En 2020, la proportion des femmes sans revenus propres a aussi augmenté et les brèches significatives de pauvreté se sont maintenus dans les régions rurales, chez les peuples indigènes et les enfants.

 

La reprise économique de 2021, qui à l’époque a causé une certaine euphorie dans quelques pays latino-américains, ne fut néanmoins pas suffisante pour atténuer les profonds effets sociaux et sur l’emploi de la crise sanitaire, étroitement liés à l’inégalité des revenus, la pauvreté, le travail précaire, la vulnérabilité dans laquelle vit la population et les disparités significatives de genre.

 

L’insertion des femmes d’Amérique latine et de la Caraïbe à l’emploi a connu un recul de 18 ans. On prévoit qu’en 2022 cette participation atteindra seulement un taux de 51%, contre 73,8% pour les hommes. En résumé, cette année, une femme sur deux n’aura pas d’emploi.

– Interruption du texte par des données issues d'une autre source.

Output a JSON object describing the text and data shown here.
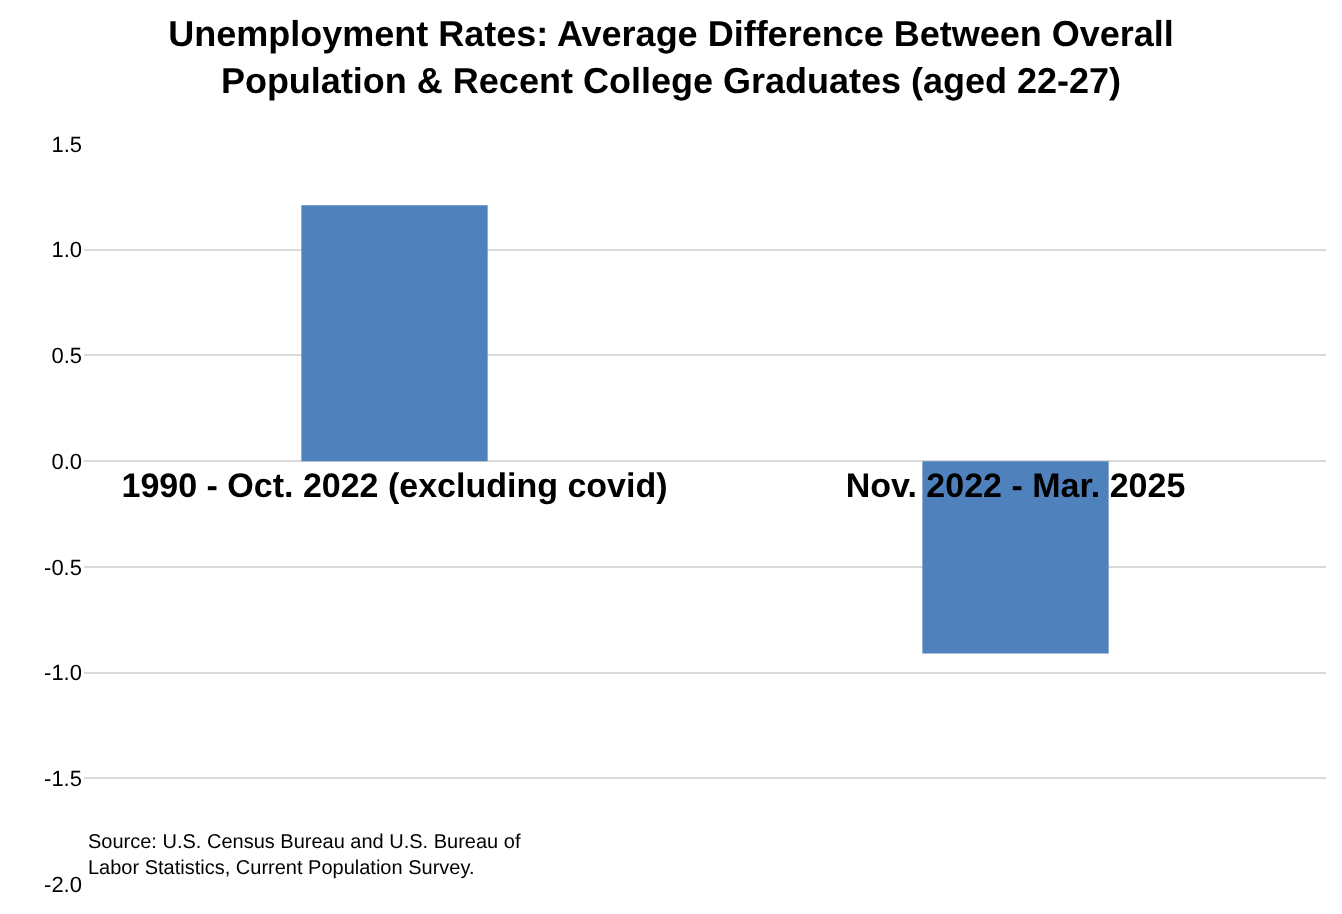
{
  "chart_data": {
    "type": "bar",
    "title": "Unemployment Rates: Average Difference Between Overall\nPopulation & Recent College Graduates (aged 22-27)",
    "categories": [
      "1990 - Oct. 2022 (excluding covid)",
      "Nov. 2022 - Mar. 2025"
    ],
    "values": [
      1.21,
      -0.91
    ],
    "color": "#4f81bd",
    "ylim": [
      -2.0,
      1.5
    ],
    "yticks": [
      {
        "value": -2.0,
        "label": "-2.0"
      },
      -1.5,
      {
        "value": -1.0,
        "label": "-1.0"
      },
      -0.5,
      {
        "value": 0.0,
        "label": "0.0"
      },
      0.5,
      {
        "value": 1.0,
        "label": "1.0"
      },
      1.5
    ],
    "grid": "y",
    "annotations": [
      "Source: U.S. Census Bureau and U.S. Bureau of\nLabor Statistics, Current Population Survey."
    ]
  }
}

D’ailleurs, les femmes consacrent trois fois plus de temps que les hommes au travail domestique et aux soins familiaux non rémunérés.

 

Des solutions possibles, renforcer l’Etat

 

Avant la réunion du Forum du Costa Rica, la CEPAL a publié le 5e rapport sur le progrès et les défis régionaux de l’Agenda 2030 pour le développement soutenable en Amérique latine et dans la Caraïbe, volumineux document de 186 pages, avec un bilan préoccupant. Ce document relève qu’un tiers des mesures définies par les objectifs ont reculé dans ces dernières années  (https://repositorio.cepal.org/bitstream/handle/11362/47745/S2100985_es.pdf?sequence=4&isAllowed=y).

 

Considérant le futur, la CEPAL part d’une critique historique : la combinaison de l’inflation et de la croissance réduite des années 1970 a mis fin au pacte social (d’inspiration keynésienne) incorporé au système monétaire et de change des institutions de Bretton Woods.

 

Une interrogation : le monde se trouve-t-il face à un moment historique où pourrait émerger un nouveau modèle social ? Avec les enseignements laissés par la crise de 2008, il se peut que la pandémie ait créé une conjoncture favorable à l’adoption de profondes réformes. La CEPAL conclut au recul de l’idée que le marché (avec quelques corrections ponctuelles des prix) suffirait à résoudre les problèmes. La politique publique – avec l’Etat comme orienteur stratégique – est au centre de la nouvelle vision. Les Etats doivent donc fortifier leurs capacités et renforcer la coopération dans le cadre du système international et régional. En même temps, ils doivent devenir plus transparents et disposés à rendre des comptes aux citoyen-ne-s. S’ils ne le font pas, ils ne pourront pas élabore et implanter des politiques menant à un nouveau style de développement.